Yes, here are your NASCAR Dads, Soccer Moms, Security Moms, swing voters, and really what I would imagine to be a huge percentage of Americans. Often described as moderates, these are people who, for instance, cain’t abide by no homos, but who depend on social programs like Medicaid, Social Security, Welfare, and so forth. These are blue-collar workers whose livelihoods rely on subsidies and tariffs, but who feel that abortion should be outlawed or restricted. (Heck, it’s even what some people would consider the “most Christian”– that is, being charitable and providing for the poor, but legislating what you feel is immoral or ungodly– and indeed of the few Facebook respondents who chose this category, many of them expressed this belief.) That’s a lot of people. Now, it could be that this elusive demographic belongs almost exclusively to an age range not really represented on Facebook, but I think the answer is a little less statistically improbable than that: to have only 3% of respondents identify this way shows what seems like a deep misunderstanding of the terms “liberal” and “conservative” as they relate to social and fiscal issues.

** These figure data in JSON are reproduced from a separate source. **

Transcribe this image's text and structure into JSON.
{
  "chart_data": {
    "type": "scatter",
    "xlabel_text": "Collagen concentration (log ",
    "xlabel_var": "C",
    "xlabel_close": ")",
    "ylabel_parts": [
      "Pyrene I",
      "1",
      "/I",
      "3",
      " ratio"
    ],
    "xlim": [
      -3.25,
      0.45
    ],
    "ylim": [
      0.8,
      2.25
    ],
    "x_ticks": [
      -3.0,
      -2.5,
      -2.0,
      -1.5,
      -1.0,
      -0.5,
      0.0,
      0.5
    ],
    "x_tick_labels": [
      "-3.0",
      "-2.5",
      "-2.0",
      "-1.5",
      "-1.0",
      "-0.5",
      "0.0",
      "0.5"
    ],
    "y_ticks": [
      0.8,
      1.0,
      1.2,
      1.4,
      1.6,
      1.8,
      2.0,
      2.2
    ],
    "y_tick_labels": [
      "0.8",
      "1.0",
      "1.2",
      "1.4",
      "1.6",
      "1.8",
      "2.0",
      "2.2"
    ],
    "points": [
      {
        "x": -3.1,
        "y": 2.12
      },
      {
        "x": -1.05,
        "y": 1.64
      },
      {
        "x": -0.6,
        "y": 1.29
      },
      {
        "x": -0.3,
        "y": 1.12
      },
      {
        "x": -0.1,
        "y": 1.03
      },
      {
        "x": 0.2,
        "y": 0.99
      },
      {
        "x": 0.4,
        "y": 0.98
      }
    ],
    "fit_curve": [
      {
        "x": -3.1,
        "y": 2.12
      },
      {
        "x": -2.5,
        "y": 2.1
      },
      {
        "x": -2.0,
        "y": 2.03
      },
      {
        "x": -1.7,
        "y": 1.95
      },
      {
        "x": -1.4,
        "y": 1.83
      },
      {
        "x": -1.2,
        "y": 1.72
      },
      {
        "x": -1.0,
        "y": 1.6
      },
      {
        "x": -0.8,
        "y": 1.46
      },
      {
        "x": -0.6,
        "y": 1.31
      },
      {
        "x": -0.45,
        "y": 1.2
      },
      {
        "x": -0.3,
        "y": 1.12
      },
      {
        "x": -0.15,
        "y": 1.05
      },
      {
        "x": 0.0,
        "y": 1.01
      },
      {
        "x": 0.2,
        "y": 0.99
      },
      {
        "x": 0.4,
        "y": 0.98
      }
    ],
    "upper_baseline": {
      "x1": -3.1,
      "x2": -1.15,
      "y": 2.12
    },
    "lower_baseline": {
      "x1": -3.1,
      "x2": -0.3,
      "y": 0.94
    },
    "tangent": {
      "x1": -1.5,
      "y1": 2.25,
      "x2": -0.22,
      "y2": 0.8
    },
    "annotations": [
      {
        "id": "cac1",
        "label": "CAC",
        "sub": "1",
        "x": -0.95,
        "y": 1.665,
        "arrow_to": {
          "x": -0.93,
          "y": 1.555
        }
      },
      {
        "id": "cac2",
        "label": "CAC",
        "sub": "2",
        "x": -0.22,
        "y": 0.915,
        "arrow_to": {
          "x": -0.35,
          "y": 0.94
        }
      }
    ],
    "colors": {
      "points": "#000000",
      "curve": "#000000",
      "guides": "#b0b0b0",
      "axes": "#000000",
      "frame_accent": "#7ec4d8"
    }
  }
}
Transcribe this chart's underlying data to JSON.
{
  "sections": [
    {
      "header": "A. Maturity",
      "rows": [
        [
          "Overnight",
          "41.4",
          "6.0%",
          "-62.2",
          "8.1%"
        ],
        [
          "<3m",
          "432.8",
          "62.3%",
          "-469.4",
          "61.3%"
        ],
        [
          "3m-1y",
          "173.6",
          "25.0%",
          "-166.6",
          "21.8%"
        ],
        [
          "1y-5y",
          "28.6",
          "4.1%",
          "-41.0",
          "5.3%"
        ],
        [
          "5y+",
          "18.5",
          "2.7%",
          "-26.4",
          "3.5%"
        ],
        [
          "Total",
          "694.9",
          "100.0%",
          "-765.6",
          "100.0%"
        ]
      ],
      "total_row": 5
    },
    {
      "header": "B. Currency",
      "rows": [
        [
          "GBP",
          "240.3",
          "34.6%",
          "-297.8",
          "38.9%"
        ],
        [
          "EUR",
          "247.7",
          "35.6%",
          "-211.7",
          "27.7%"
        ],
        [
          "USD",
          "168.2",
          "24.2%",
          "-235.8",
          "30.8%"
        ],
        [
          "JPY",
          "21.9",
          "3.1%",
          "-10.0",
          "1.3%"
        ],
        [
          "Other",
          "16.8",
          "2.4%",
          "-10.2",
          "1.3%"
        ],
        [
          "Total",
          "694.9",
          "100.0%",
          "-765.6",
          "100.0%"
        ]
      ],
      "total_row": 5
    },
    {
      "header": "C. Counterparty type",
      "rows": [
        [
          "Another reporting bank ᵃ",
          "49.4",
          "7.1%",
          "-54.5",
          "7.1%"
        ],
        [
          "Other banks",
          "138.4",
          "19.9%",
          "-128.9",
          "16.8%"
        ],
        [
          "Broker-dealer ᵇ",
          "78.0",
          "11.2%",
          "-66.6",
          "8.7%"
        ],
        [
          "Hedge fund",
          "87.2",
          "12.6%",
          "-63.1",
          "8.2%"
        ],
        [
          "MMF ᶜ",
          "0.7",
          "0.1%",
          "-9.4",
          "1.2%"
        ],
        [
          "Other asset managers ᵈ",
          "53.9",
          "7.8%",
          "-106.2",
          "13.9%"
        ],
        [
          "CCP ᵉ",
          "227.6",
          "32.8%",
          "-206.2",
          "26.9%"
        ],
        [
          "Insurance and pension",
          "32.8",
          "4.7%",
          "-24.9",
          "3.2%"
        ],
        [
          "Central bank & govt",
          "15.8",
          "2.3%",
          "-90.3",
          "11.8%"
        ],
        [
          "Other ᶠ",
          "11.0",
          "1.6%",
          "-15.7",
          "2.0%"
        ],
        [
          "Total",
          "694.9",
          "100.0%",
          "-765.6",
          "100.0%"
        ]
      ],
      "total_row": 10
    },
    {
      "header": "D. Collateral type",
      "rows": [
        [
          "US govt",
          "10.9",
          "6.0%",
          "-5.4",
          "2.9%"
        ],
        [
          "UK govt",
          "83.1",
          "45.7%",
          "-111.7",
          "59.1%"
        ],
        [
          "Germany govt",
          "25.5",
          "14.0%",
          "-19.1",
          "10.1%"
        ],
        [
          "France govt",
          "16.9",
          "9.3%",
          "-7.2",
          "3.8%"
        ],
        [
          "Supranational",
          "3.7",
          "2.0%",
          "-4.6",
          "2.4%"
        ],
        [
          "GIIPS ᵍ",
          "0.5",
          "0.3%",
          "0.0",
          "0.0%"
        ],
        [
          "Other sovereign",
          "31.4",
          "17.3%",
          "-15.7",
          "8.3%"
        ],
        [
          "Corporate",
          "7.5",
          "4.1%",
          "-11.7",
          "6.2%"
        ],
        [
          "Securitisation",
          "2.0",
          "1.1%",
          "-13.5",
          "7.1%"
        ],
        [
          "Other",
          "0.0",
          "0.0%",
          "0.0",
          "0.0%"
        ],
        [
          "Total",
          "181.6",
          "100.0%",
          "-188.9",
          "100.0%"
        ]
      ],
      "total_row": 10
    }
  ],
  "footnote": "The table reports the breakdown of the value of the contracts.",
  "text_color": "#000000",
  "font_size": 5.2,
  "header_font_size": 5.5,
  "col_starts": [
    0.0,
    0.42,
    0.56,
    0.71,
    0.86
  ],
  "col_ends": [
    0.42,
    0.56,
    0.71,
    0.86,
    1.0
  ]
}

And really, I think the misunderstanding here relates to mainly to fiscal matters. The media do a great job of distilling for us what liberals and conservatives believe socially- conservatives love Jesus and hate The Gays, whereas liberals hate fetuses and love violent video games- as America (The Book) puts it, “the bichromatic rainbow that is American political thought.” “Liberal” and “Conservative” have thus become highly charged words, and we’ve come to feel as though it’s a tiny act of bravery to label ourselves as either one. Certainly, each group feels as though its label has been perverted at the hands of the other group to become a “bad word” in the media and the political sphere. So we all know where we stand socially- or at least we know whom to hate. But because of (what I perceive to be) a general lack of real discourse on most of our media outlets, coupled with the fact that Democrats and Republicans in our government often generally agree on fiscal issues, fiscal beliefs aren’t sexy, and aren’t important. And when “Liberal” and “Conservative” have taken on the definitions they have, suddenly someone who is only familiar with the terms as they relate to polarizing social issues might have some trouble extrapolating that to his or her fiscal viewpoints.
So, then, the least desirable option is going to be the least represented. Those of us who identify as either “socially liberal/economically liberal” or “socially conservative/economically conservative” have already come to terms with being called these things. And those of us who described ourselves as “socially liberal/economically conservative” feel okay about it because we know “conservative” sounds like “saving” and, hey, saving money is good. But if you know that “Liberal” means “the opposite of how I feel about deeply polarizing things” and you don’t have a good sense of how to apply it to fiscal matters, then you’re not going to be so quick to label yourself “Socially conservative/Fiscally liberal”.
I could go on and on. And I’m not calling the Facebook generation (as loath as I am to call it that) stupid- just lazy, and with a larger burden to be proactive. While I do feel that the media and our representatives in government have their hands in simultaneously dumbing down and polarizing our political landscape, I think the ultimate onus is on my generation. Kids, get off your asses and learn about what you believe. Only if you really understand what you believe can you really stand for anything. If you don’t bother to learn, you’ll always be a member of a percentage to be thrown around by pundits and political candidates, and hell, bloggers.